Há que seguir em frente

A reforma da organização judiciária e, consequentemente, do mapa judiciário é hoje um tema transversal a nível europeu, afectando países com os quais temos maior afinidade cultural em termos jurídicos (França e Espanha) e, também, outros com uma matriz bem diversa (Inglaterra; Holanda; Dinamarca; Croácia).

Em todos as razões da transformação têm origem nos novos desafios deste início de século, nomeadamente na evolução económica e social – originando a deslocação das populações –, e na mudança qualitativa da procura judiciária, que se exprime no aumento do contencioso e na alteração da sua natureza.

Relevou, ainda, no nosso país, a constatação da incapacidade do sistema para responder em tempo oportuno, e de forma eficiente, à procura que lhe era dirigida, o que se tornou patente com o aumento do volume dos processos em atraso.

Em todos os países que assumiram tal tarefa, a reforma do mapa judiciário assentou em três pilares fundamentais: a especialização com sede na concentração; o respeito por limites inultrapassáveis no que toca à proximidade dos cidadãos; a conjugação na procura da eficácia e da racionalidade.

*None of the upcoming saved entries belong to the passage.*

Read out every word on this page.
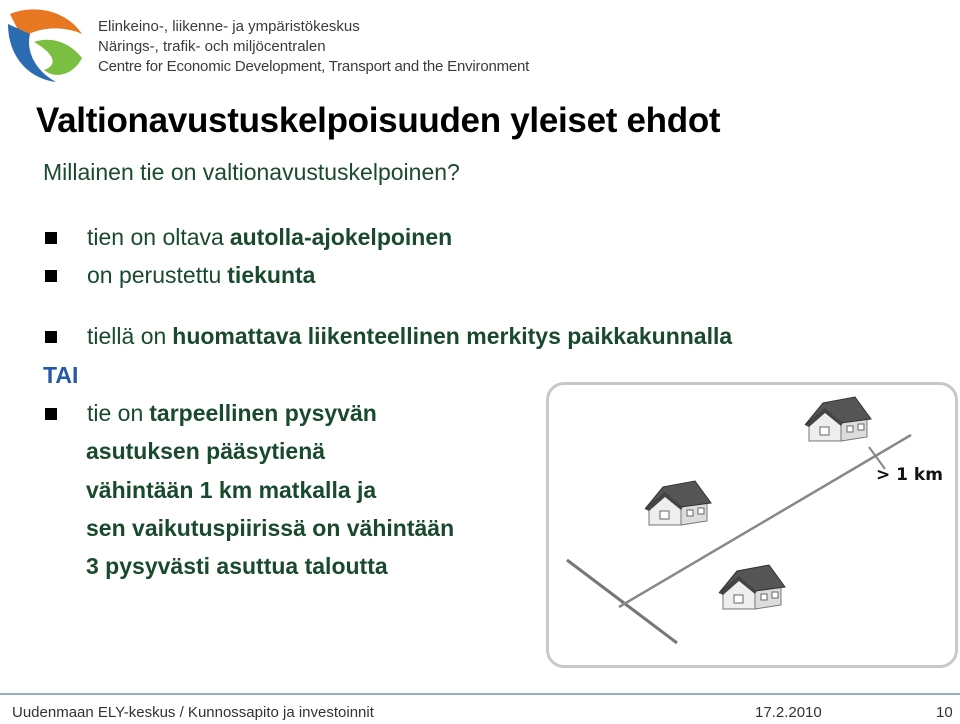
Elinkeino-, liikenne- ja ympäristökeskus
Närings-, trafik- och miljöcentralen
Centre for Economic Development, Transport and the Environment
Valtionavustuskelpoisuuden yleiset ehdot
Millainen tie on valtionavustuskelpoinen?
tien on oltava autolla-ajokelpoinen
on perustettu tiekunta
tiellä on huomattava liikenteellinen merkitys paikkakunnalla
TAI
tie on tarpeellinen pysyvän
asutuksen pääsytienä
vähintään 1 km matkalla ja
sen vaikutuspiirissä on vähintään
3 pysyvästi asuttua taloutta
> 1 km
Uudenmaan ELY-keskus / Kunnossapito ja investoinnit	17.2.2010	10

Na actual reforma certamente que algumas das opções de delimitação territorial são incorrectas; certamente que a fiabilidade informática do CITIUS não foi previamente assegurada à implementação do mapa; certamente que algumas das soluções em termos de gestão das comarcas são questionáveis. Porém, a decisão política de promover a reforma do mapa judiciário tem o inegável mérito de iniciar um novo ciclo em termos de organização judiciária, rompendo com um modelo cuja desadequação era evidente. Durante décadas privilegiaram-se alterações, quase sempre de natureza cosmética, tendo a noção de que as mesmas não constituíam uma solução, mas um mero protelar no tempo e o adiar do futuro.

Como qualquer fenómeno de natureza social, a reforma deve ser progressiva e dinâmica, adaptando-se em cada momento à constatação das novas realidades e à necessidade de corrigir os erros cometidos. Esta tarefa implica uma monitorização efectiva, e global, com acompanhamento no terreno, sendo certo que já hoje são visíveis fracturas na arquitectura do modelo que importa ultrapassar, abrangendo áreas que vão desde a adequação de recursos humanos até à dimensão ingerível dalgumas comarcas, passando pela necessidade de reformulação, e articulação, com o Estatutos dos Magistrados.

Importa, ainda, salientar que se encontram ausentes da actual discussão, inerente à organização judiciária, temas que são essenciais e que, pela sua relevância, dentro em breve serão convocados para a discussão pública. A título exemplificativo falamos na necessidade de criação de tribunais criminais especializados com jurisdição na área da grande criminalidade económico-financeira; da situação crítica da jurisdição administrativa e fiscal; da desjudicialização, com o sucessivo afastamento da órbita dos tribunais de questões que tocam direitos fundamentais (julgados de paz, centros de mediação privadas; cartórios notariais etc.); da actividade sancionatória das entidades reguladoras a necessitar dum controle judicial mais intenso e especializado; falamos, enfim, da necessidade duma reponderação sobre o papel dos tribunais arbitrais.

De qualquer forma o caminho iniciou-se e agora há que seguir em frente.